Artisti liberi non vuol dire improvvisati. Ricordate che i Måneskin si esibivano a Roma in via del Corso prima di diventare famosi in tutto il mondo? «Spesso questi artisti portano in strada la stessa esibizione che fanno a teatro, per rodare uno spettacolo e vedere come va» ci spiega Eleonora Ariolfo, organizzatrice di eventi e direttrice dell’attuale Federazione Nazionale Arti in Strada (Fnas), prossimamente Outdoor Art Italia.

«La strada è un palcoscenico multidisciplinare, dà spazio a musicisti, mimi, danzatori, statue viventi, giocolieri e cantautori. È l’evoluzione dello spettacolo viaggiante del ’900, con carovane e saltimbanchi». In strada, da sempre, l’arte si rivoluziona: va dalla gente, e non viceversa. E poi il pubblico paga dopo aver visto lo spettacolo, non prima, e solo se gli è piaciuto. «Non c’è una gavetta da fare, si prende e si va» spiega Ariolfo, che nelle scorse settimane con la Fnas ha organizzato a Milano il convegno “Il valore sociale e culturale dell’Arte di strada”.
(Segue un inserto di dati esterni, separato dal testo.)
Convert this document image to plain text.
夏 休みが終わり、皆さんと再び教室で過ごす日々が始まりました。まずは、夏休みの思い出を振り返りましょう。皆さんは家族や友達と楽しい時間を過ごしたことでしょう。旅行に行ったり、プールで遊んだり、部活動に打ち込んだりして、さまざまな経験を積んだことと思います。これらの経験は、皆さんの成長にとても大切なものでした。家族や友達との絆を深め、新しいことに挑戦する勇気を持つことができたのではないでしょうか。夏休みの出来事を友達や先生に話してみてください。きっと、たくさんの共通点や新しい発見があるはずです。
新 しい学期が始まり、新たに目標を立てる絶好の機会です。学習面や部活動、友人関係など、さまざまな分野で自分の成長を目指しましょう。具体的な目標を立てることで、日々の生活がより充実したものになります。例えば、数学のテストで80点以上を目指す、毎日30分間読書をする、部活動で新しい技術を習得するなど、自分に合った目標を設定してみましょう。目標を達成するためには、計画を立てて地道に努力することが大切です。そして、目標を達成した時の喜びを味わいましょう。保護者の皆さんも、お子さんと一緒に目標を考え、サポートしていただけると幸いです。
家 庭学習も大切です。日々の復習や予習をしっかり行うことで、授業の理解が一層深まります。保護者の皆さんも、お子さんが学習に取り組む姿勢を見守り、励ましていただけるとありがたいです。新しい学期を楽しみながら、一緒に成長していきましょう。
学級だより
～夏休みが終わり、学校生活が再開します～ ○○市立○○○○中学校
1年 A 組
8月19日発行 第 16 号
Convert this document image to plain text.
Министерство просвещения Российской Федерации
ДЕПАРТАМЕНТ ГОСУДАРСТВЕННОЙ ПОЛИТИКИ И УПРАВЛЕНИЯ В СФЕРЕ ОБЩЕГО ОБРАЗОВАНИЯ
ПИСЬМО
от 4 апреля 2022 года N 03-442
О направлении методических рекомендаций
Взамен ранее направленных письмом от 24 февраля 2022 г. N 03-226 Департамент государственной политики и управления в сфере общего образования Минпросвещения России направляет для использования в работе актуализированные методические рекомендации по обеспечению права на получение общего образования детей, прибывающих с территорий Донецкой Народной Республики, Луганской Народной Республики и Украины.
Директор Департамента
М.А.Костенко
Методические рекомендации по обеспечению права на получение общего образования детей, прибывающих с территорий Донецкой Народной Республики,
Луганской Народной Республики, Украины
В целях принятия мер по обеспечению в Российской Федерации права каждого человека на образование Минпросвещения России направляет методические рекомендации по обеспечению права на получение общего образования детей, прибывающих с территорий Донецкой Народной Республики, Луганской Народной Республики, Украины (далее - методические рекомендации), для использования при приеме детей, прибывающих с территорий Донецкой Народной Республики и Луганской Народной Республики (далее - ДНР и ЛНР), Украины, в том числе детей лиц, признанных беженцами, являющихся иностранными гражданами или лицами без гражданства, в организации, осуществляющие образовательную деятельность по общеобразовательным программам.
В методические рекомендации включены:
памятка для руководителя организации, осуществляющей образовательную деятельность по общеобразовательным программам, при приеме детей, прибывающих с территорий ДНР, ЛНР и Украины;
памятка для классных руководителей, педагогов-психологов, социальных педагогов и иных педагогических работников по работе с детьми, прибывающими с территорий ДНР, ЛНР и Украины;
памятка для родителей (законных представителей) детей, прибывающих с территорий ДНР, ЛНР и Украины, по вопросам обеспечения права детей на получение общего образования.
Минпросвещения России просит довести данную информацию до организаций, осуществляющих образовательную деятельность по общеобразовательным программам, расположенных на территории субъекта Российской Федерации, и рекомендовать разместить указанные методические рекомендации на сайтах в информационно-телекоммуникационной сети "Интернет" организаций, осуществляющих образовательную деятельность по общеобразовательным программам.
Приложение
La Compagnia ManoAmano. Foto di Alessandro Villa
La Compagnia One Shot. Foto di Alessandro Villa

Artisti di strada “puri” e “ibridi”

Professionalmente parlando, esistono due categorie di artisti di strada: i “puri”, che si esibiscono solo in strada, il cui guadagno è rappresentato esclusivamente dai soldi che la gente lascia nel famoso cappello o cesto; gli “ibridi”, che includono l’attività in strada nel loro repertorio e la affiancano alle esibizioni in teatri, club, festival o eventi aziendali e privati. C’è quindi una distinzione tra l’essere ingaggiati e avere, per esempio, l’Inail in caso di infortunio, e l’esibirsi in forma indipendente, diventando i committenti di se stessi e pagandosi da soli assicurazione e fondo pensione. Chi vive solo “di cappello” non paga tasse né contributi, ma non ha neanche tutte le tutele che normalmente hanno (o dovrebbero avere) i lavoratori dello spettacolo.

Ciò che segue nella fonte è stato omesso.